Physical sex is a different thing entirely. Sex is more the product of physical desire for release and the stimulation that gets you there. Without getting too graphic, what stimulates and how is not about attraction, desire or orientation. Many times people have had a sexual encounter with someone they have not found attractive. In fact people will have same sex encounters given the right set of circumstances. Prisons are often mentioned in this context. Prison same-sex encounters are highly complicated because while some are simply for release others are about power and control over another prisoner. Those that aren’t usually involve straight people who want a partner and there are few female opportunities. In fact in some of these encounters in men’s prisons the more dominate prisoner will find was to feed the fantasy that the other prisoner is a woman with makeup, lipstick and hair dos. But a clearer example is the large number of gay individuals who grew up hearing how horrible being gay is trying to build a straight life. This often includes marriage and children, only to run out of patience and announce the truth or worse carry on affairs that can be dangerous for many reasons.
Defining a person by who they are sexual attracted to is not only unfair it is ignorant and bigoted. Gay people are no more likely in most settings to be overly sexual. While it is true that in certain contexts gay men tend to flaunt sexuality. But this is more a protest to a culture that never saw them as appropriate for public viewing at all. I would argue that when gay couples are more normative, men in chaps and tight shorts will be LESS likely to be walking down 5th Avenue in a parade and the Castro district will be just another funky neighbor. Anti-gay culture drove gay men underground and when they came out, some wanted to be in your face about it. Many, many, many more just want to be able to be listed with their partners in company directories and obituaries of their parents without losing their jobs, positions in their community organizations or getting kicked out of scouting. What the people who are so dead set against gays being treated as full humans tend not to understand that their double standards are slowly being lost to history. But in the mean time the pace is still not fast enough.

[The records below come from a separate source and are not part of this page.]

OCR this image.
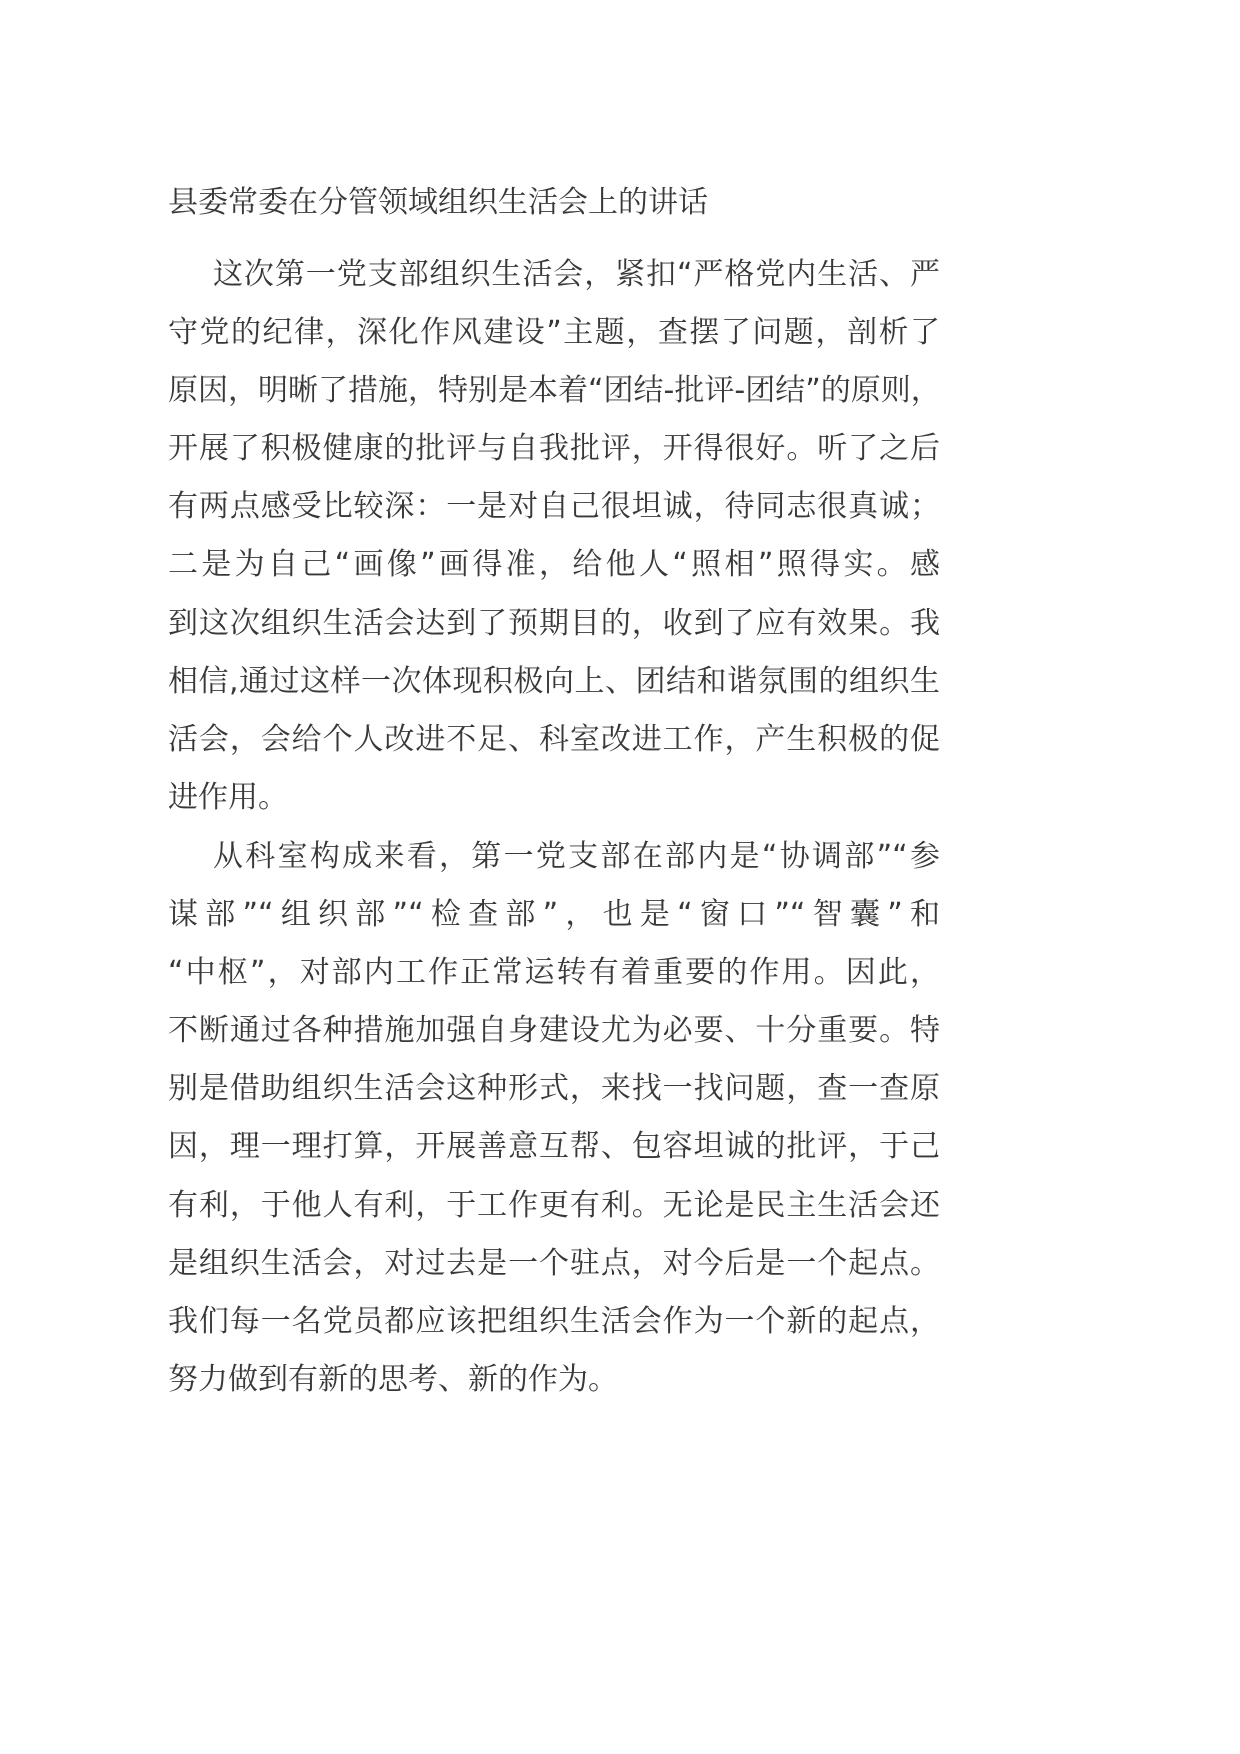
县委常委在分管领域组织生活会上的讲话
这次第一党支部组织生活会，紧扣“严格党内生活、严
守党的纪律，深化作风建设”主题，查摆了问题，剖析了
原因，明晰了措施，特别是本着“团结-批评-团结”的原则，
开展了积极健康的批评与自我批评，开得很好。听了之后
有两点感受比较深：一是对自己很坦诚，待同志很真诚；
二是为自己“画像”画得准，给他人“照相”照得实。感
到这次组织生活会达到了预期目的，收到了应有效果。我
相信,通过这样一次体现积极向上、团结和谐氛围的组织生
活会，会给个人改进不足、科室改进工作，产生积极的促
进作用。
从科室构成来看，第一党支部在部内是“协调部”“参
谋部”“组织部”“检查部”，也是“窗口”“智囊”和
“中枢”，对部内工作正常运转有着重要的作用。因此，
不断通过各种措施加强自身建设尤为必要、十分重要。特
别是借助组织生活会这种形式，来找一找问题，查一查原
因，理一理打算，开展善意互帮、包容坦诚的批评，于己
有利，于他人有利，于工作更有利。无论是民主生活会还
是组织生活会，对过去是一个驻点，对今后是一个起点。
我们每一名党员都应该把组织生活会作为一个新的起点，
努力做到有新的思考、新的作为。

I am both amused and frightened by the growing anger of people who are anti-gay. I hope for dialogue. But until that is possible I applaud the Boy Scouts of America for their thoughtful approach and while half a loaf, it is on par with how they have historically expressed change. Now if the Supreme Court does the right thing in the coming weeks we might all move into an era where gay people are seen as people. Where the old couple holding hands is cute regardless of whether they are two men, two women or a man and woman, and that the marriage of two people of the same sex is celebrated in every college newspaper as much as a straight couple. I can hope. Join me, it is more fun than holding onto anger.